Accordingly, the Indian Council of Agriculture Research (ICAR) with technical support from FAO (Food and Agriculture Organization) has formed the Indian Network for Fisheries and Animal Antimicrobial Resistance (INFAAR), a network of 31 laboratories across India, to accelerate a structured laboratory-based surveillance of AMR in India's livestock and aquaculture sectors, aiming to identify patterns of resistance and the movement of resistant strains and to quantify the AMR burden in food-producing animals.
Ways to mitigate AMR in aquaculture
To address AMR in Indian aquaculture, a multifaceted approach is needed:
Responsible antimicrobial use: These include encouraging aquaculture professionals and farmers to use antibiotics only in necessity and by following the specific guidelines. Presently there are no guidelines for responsible use of drugs in aquaculture. Further, data are lacking on biosafety, withdrawal period, efficacy, and pharmacokinetics of the approved aquaculture drugs on most tropical aquaculture species. The ‘All India Network Project on Fish Health’, funded by ICAR, aims to develop policy guidelines on responsible antimicrobial use in the Indian aquaculture sector, addressing the research on these lacunae.
Alternative to antibiotics: An immediate strategy in mitigating AMR burden is the application of antimicrobial alternatives, like probiotics, herbal-derived antibacterial agents, phages, etc.
Vaccination: Developing vaccines for the most prevalent and economically significant aquatic pathogens would overcome the occurrence of diseases and thereby application of antimicrobial agents in aquaculture.
Improved farm management practices: Implementing strict biosecurity measures, promoting good farm management practices such as rotational farming, optimal stocking densities, ensuring water quality and regular health monitoring can reduce stress and disease incidences and thus reduce the need for antimicrobials.

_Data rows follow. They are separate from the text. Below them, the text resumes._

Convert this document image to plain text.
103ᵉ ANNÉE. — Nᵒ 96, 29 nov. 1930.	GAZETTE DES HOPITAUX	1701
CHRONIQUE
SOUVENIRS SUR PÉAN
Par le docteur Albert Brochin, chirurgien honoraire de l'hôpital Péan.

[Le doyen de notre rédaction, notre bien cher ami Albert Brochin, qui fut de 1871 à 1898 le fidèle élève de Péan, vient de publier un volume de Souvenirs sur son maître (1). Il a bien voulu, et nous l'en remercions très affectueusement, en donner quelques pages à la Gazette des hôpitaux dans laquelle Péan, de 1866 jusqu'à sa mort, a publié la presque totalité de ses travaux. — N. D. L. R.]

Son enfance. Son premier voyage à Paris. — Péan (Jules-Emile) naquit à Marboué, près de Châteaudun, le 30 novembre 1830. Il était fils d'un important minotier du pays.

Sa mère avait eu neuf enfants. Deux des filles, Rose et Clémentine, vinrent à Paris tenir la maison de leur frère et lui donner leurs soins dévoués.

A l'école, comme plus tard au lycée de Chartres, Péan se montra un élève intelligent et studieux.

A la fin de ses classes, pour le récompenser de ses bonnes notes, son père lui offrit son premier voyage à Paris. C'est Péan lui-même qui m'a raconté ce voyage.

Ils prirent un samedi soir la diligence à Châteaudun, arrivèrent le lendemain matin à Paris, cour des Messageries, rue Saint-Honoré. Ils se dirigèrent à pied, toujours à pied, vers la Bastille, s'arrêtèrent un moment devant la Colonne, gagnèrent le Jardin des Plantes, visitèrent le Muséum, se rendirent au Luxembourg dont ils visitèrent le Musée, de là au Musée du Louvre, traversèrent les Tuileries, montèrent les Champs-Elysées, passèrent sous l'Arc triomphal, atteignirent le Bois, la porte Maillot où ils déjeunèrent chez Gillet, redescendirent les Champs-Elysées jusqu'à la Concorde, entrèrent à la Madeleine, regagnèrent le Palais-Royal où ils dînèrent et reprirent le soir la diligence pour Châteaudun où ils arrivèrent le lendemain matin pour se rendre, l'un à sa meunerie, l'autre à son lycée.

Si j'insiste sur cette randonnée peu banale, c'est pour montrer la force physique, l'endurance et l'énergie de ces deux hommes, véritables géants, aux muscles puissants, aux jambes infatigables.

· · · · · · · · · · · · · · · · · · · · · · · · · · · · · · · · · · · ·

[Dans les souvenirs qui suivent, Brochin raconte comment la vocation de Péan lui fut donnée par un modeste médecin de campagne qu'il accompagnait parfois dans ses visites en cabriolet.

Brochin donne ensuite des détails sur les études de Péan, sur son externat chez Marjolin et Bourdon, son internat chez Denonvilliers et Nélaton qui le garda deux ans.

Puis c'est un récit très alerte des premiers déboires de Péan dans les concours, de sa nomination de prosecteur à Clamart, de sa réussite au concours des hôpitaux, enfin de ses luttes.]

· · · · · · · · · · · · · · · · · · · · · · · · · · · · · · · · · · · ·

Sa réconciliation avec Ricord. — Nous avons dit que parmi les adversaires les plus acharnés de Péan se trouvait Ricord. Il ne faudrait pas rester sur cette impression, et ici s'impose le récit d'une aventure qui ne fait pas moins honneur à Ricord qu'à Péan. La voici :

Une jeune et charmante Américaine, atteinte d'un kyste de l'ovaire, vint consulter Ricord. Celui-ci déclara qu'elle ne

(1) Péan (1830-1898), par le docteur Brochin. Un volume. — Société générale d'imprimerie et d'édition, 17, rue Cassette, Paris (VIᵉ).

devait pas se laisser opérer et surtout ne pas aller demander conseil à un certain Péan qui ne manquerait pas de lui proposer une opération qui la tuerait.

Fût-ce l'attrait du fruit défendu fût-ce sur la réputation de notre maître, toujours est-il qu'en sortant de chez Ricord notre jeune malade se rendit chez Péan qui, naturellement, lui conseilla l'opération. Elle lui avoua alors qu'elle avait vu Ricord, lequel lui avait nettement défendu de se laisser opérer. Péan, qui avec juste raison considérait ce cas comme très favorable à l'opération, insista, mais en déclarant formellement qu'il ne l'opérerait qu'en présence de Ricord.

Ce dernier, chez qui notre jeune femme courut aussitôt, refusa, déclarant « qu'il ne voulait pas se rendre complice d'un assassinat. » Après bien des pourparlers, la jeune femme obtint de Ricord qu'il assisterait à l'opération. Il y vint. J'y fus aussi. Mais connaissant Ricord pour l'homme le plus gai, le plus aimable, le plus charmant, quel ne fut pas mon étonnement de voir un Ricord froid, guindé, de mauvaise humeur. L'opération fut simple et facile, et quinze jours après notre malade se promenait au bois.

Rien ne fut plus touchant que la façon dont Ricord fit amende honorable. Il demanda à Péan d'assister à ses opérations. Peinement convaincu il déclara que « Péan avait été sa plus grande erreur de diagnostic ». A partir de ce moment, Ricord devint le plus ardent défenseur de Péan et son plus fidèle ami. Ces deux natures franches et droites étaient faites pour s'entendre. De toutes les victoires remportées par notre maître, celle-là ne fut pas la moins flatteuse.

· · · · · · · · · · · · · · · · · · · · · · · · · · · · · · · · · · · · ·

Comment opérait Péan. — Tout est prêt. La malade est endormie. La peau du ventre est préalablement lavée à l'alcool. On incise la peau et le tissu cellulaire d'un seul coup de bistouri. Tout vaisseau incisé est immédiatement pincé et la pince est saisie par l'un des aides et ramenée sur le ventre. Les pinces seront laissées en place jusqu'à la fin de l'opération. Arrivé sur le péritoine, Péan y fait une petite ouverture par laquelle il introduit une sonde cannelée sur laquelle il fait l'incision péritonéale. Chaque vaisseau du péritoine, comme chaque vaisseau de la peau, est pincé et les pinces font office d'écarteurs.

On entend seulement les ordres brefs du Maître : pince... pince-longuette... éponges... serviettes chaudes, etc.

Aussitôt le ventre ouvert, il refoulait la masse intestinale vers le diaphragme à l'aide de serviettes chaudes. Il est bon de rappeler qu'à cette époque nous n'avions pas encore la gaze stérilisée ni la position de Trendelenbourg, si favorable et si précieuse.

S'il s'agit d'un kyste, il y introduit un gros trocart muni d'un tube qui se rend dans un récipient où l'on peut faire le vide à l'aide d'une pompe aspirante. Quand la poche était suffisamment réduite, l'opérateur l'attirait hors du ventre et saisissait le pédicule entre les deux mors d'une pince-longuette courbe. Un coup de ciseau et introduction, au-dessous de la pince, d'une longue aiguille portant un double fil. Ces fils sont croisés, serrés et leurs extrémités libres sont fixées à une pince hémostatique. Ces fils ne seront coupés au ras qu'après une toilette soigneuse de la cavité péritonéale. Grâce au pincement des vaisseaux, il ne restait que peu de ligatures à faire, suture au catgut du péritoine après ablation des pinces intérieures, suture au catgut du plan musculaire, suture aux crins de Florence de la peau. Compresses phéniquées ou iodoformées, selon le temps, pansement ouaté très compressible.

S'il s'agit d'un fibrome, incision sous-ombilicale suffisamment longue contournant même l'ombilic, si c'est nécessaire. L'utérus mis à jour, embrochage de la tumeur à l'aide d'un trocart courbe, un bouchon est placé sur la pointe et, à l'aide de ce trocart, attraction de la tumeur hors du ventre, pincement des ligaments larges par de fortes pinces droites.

Improved environmental management practices: Proper waste management strategies can minimize the spread of antibiotics and AMR microbes into water bodies.
Education and training for farmers: Aquaculture practitioners need training programs and awareness campaigns to educate on AMR and best management practices for immediate AMR containment.
Research and innovation: Encouraging investment in research to develop novel treatments, early disease diagnosis and control methods can offer more alternatives to antibiotics.
National and global collaboration: Collaboration among governments, academia, and industry is crucial for effective AMR prevention and control.
In conclusion, AMR is a complex issue with far-reaching consequences for human, animal, and environmental health. The ‘One-Health’ approach provides a framework for addressing AMR by recognising the interconnectedness of these sectors.
It is pertinent to emphasise that the presence of AMR or the occurrence of ARGs in aquatic pathogens is not always related to antimicrobial usage in fish farming.
However, implementing responsible antimicrobial use practices, improving biosecurity, farm and environmental management measures, promoting vaccination, and strengthening surveillance and monitoring systems are critical to mitigate the threat of AMR in aquaculture.
Views expressed are the author’s own and don’t necessarily reflect those of Down To Earth.